Preste also complained that he received only one of four licenses he paid for, to qualify for stimulus funds.
"I owe him three, that’s true, but he owes me money; when he pays his bill, he’ll get them," Castranova said. He views the remaining licenses as leverage on Preste’s outstanding bills—money Preste contends he does not owe.
No agency tracks electronic medical records disputes, but experts said feuds like these are not uncommon.
"The two biggest complaints you’ll get from physicians is that ‘It cost way more than I thought it would,’ or, ‘It works way slower than paper,’" said Tracy Maxwell of Maxwell IT, a health software consulting firm based in Seattle.
More and more physicians are being lured to medical charting software by government incentives. The American Recovery and Reinvestment Act earmarked $20 billion for a health information technology initiative, which in turn rewards physicians for switching to electronic medical records. The grants are up to $44,000 if doctors accept Medicare patients, and up to $65,000 if they take Medicaid patients.
But not all medical practitioners understand the costs and time involved, Maxwell said.
"You don’t just load ‘em and get started," she said. She added that doctors are often surprised to learn mastering a system takes months—even a year.
"I think they need a course in computers" before attempting to learn electronic charting, says one of Castranova’s trainers, Michael Mitchel. Some of the doctors seemed scared of using the mouse, he said.
Castranova founded his electronic medical billing business in South Florida nine years ago. He said he saw potential growth in electronic patient records after a presidential healthcare debate in 2008. That's when he became a reseller for Spring Medical Systems, makers of the SpringCharts EMR software.
"We’ve been working with Joe for over a year and we haven’t heard any problems until the last three months," said Spring Medical Systems CEO Jack Smyth.
When Smyth has asked the disgruntled doctors to see contracts or documentation of wrongdoing, he said, "they can’t produce them."
In another complaint against Castranova, Dr. Linda Kaplan said she too was surprised by charges on her invoice. When they first met, Castranova recognized her as a former medical editor at the local NBC television affiliate. She said he offered to waive her software and training fees if she would endorse the product.
Kaplan agreed, but she said she was unimpressed with the system once it was installed in her Hallandale Beach office. She was reluctant to drum up business when she wasn't a satisfied customer.
Kaplan said Castranova was displeased with her lackluster endorsement and locked her out of some 600 patient records on his server. He billed for the software system anyway.

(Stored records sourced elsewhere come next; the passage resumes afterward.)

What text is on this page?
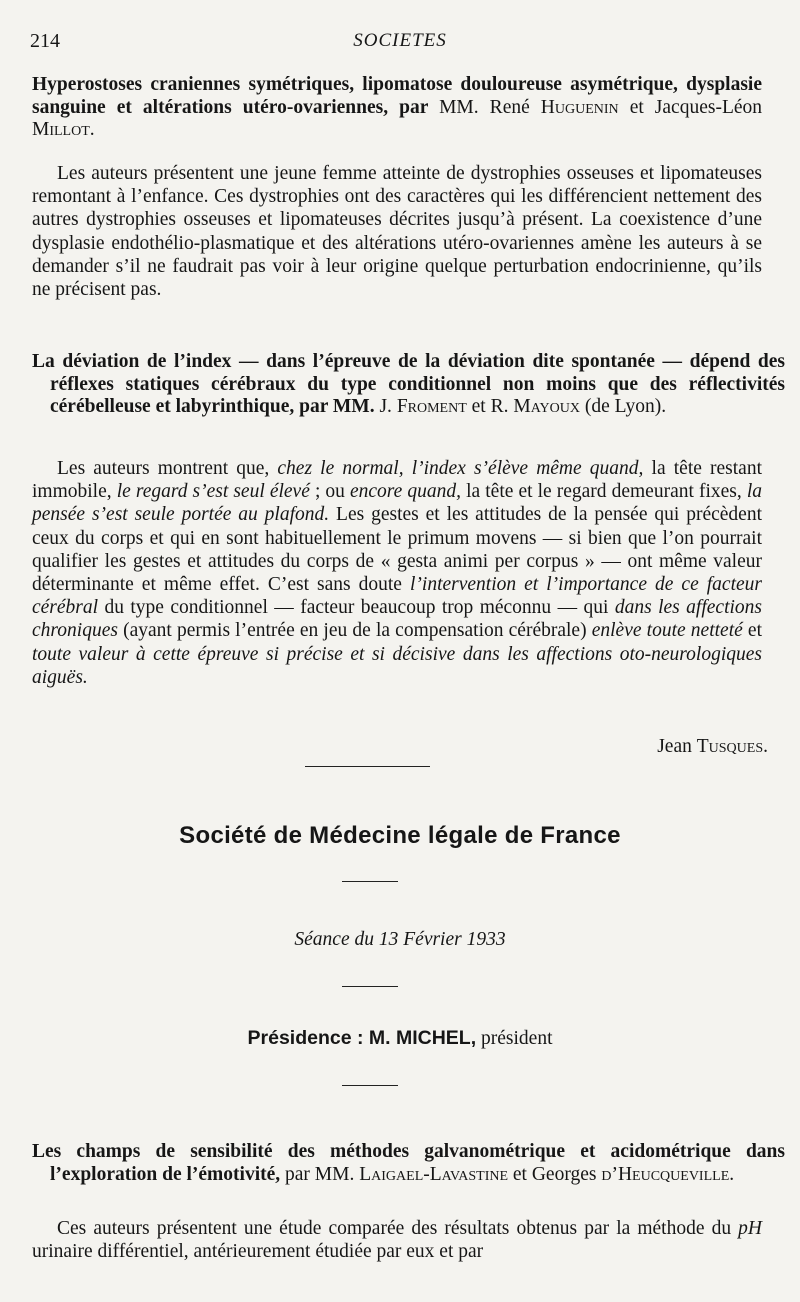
214	SOCIETES
Hyperostoses craniennes symétriques, lipomatose douloureuse asymétrique, dysplasie sanguine et altérations utéro-ovariennes, par MM. René Huguenin et Jacques-Léon Millot.

Les auteurs présentent une jeune femme atteinte de dystrophies osseuses et lipomateuses remontant à l’enfance. Ces dystrophies ont des caractères qui les différencient nettement des autres dystrophies osseuses et lipomateuses décrites jusqu’à présent. La coexistence d’une dysplasie endothélio-plasmatique et des altérations utéro-ovariennes amène les auteurs à se demander s’il ne faudrait pas voir à leur origine quelque perturbation endocrinienne, qu’ils ne précisent pas.

La déviation de l’index — dans l’épreuve de la déviation dite spontanée — dépend des réflexes statiques cérébraux du type conditionnel non moins que des réflectivités cérébelleuse et labyrinthique, par MM. J. Froment et R. Mayoux (de Lyon).

Les auteurs montrent que, chez le normal, l’index s’élève même quand, la tête restant immobile, le regard s’est seul élevé ; ou encore quand, la tête et le regard demeurant fixes, la pensée s’est seule portée au plafond. Les gestes et les attitudes de la pensée qui précèdent ceux du corps et qui en sont habituellement le primum movens — si bien que l’on pourrait qualifier les gestes et attitudes du corps de « gesta animi per corpus » — ont même valeur déterminante et même effet. C’est sans doute l’intervention et l’importance de ce facteur cérébral du type conditionnel — facteur beaucoup trop méconnu — qui dans les affections chroniques (ayant permis l’entrée en jeu de la compensation cérébrale) enlève toute netteté et toute valeur à cette épreuve si précise et si décisive dans les affections oto-neurologiques aiguës.

Jean Tusques.
Société de Médecine légale de France
Séance du 13 Février 1933
Présidence : M. MICHEL, président
Les champs de sensibilité des méthodes galvanométrique et acidométrique dans l’exploration de l’émotivité, par MM. Laigael-Lavastine et Georges d’Heucqueville.

Ces auteurs présentent une étude comparée des résultats obtenus par la méthode du pH urinaire différentiel, antérieurement étudiée par eux et par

Castranova said he gave her four months’ notice before locking her out—plenty of time to retrieve patient files.
He confirmed he charged Kaplan for services that he originally offered for free. He argues that Kaplan didn’t bring in any business, and so violated her part of the sponsorship contract.
Maxwell, the software consultant, said doctors can avoid some of the grief by thoroughly researching their options before buying an electronic records system. She encouraged medical offices to shop around and set a five-year budget that includes the cost of scrapping a system if it doesn't work out.
Draw up an exit strategy for retrieving data if something goes wrong, she counseled. And get expert help reviewing contracts.
Linda McMullen of the Florida Medical Association said she's starting to hear similar stories of spats between doctors and software vendors.
"The people that have had problems just went out and bought one (electronic medical records system)," she said, as opposed to researching the software and the company behind it.
--Sammy Mack is an independent journalist in Miami.